Lot 20
  • 20

Samborne, Thomas

Estimate
4,000 - 6,000 GBP
bidding is closed

Description

  • Bundle of letters and documents, comprising:
  • ink on paper
two documents signed by CHARLES II (one as Prince of Wales) and three documents signed by JAMES II as Duke of York, relating to Samborne's position as collector of royal sea prize money in Brittany, 15 January 1647/8 to 22 September 1651, papered seals, two on parchment; copy of a petition to the King requesting a pension for his service to the royal family and a related account of expenses amounting to nearly £800 incurred by his wife, Margaret (née Gosfright) "a[u]nt to my lord duk of mounemouth for him self and his sister In their Infancy, for their mother and Grandmother", including "For my Imprisonment neere t[h]ree months ... for having hidden the said Duke", signed by her and three witnesses, 4 March 1671/2; three letters by the Earl of St Albans to Samborne as Deputy Harbinger, ordering him to provide lodgings and attend on the King on forthcoming visits, and one further related letter, 16 April 1672 to 15 May 1673; four other letters and documents, including letters signed by the Duke of Ormonde and the Earl of Manchester; altogether 15 items, 1648-1674, some damp damage including loss to one royal signature
 

Provenance

Presumably by descent to Rebecca (née Samborne-Le Bas), who married Simon, First Earl Harcourt, in 1735; thence by descent

Catalogue Note

These papers reveal Thomas Samborne to have been a committed royalist with strong personal connections to the exiled court.
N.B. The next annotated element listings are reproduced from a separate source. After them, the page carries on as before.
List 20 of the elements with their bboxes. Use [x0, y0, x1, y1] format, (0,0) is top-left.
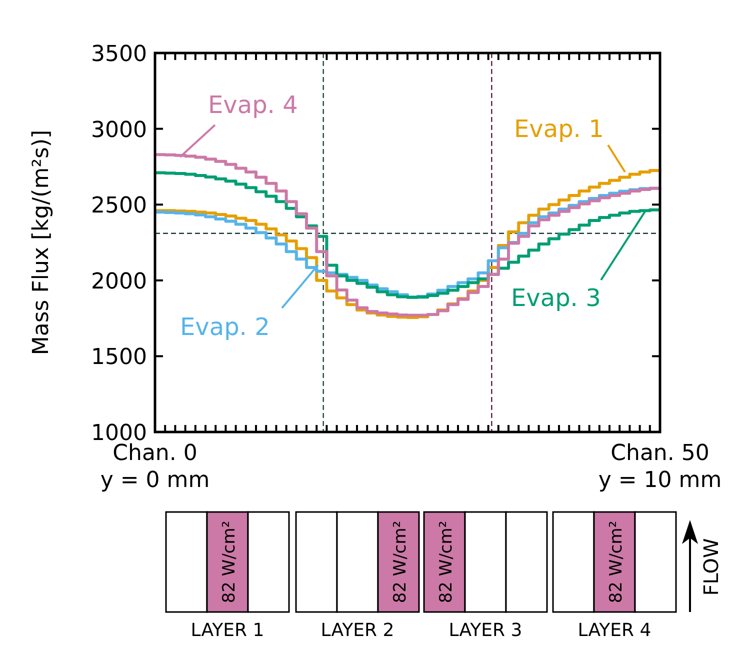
y-tick-label: 2000 — [91, 269, 147, 294]
text: LAYER 3 — [448, 620, 522, 641]
x-tick-label: Chan. 50 y = 10 mm — [598, 441, 722, 493]
text: Evap. 2 — [180, 313, 270, 341]
y-axis-title: Mass Flux [kg/(m²s)] — [29, 130, 54, 356]
text: 82 W/cm² — [606, 520, 626, 604]
text: 82 W/cm² — [220, 520, 240, 604]
text: LAYER 4 — [578, 620, 652, 641]
series-label: Evap. 4 — [208, 91, 298, 119]
text: LAYER 1 — [190, 620, 264, 641]
text: LAYER 2 — [320, 620, 394, 641]
text: 82 W/cm² — [390, 520, 410, 604]
y-tick-label: 3000 — [91, 118, 147, 143]
y-tick-label: 1500 — [91, 345, 147, 370]
series-label: Evap. 1 — [514, 115, 604, 143]
text: FLOW — [699, 538, 723, 596]
text: 82 W/cm² — [436, 520, 456, 604]
y-tick-label: 2500 — [91, 194, 147, 219]
y-tick-label: 3500 — [91, 42, 147, 67]
series-label: Evap. 3 — [511, 284, 601, 312]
He was commissioned to collect monies on behalf of the royalists when living in the Breton port of Morlaix in the late 1640s, and gained a more intimate connection to the royal family when he married Margaret, sister of Lucy Walter, who had been the mistress of Charles II and mother of his eldest illegitimate child, James, later Duke of Monmouth. Margaret provided crucial support for Monmouth in the later 1650s, having "preserved him in the time of the late Rebelion for which she suffered a tedious Imprisonment; and disburst for him, his mother, sister, and grandmother, in their greatest necessity". Samborne duly found favour at the Restoration. In 1667 he was appointed Marshal of Ceremonies, and when he lost this post to a cousin in 1673 he petitioned the King for a pension. It seems likely that his appointment as Deputy Harbinger was made in response to this petition.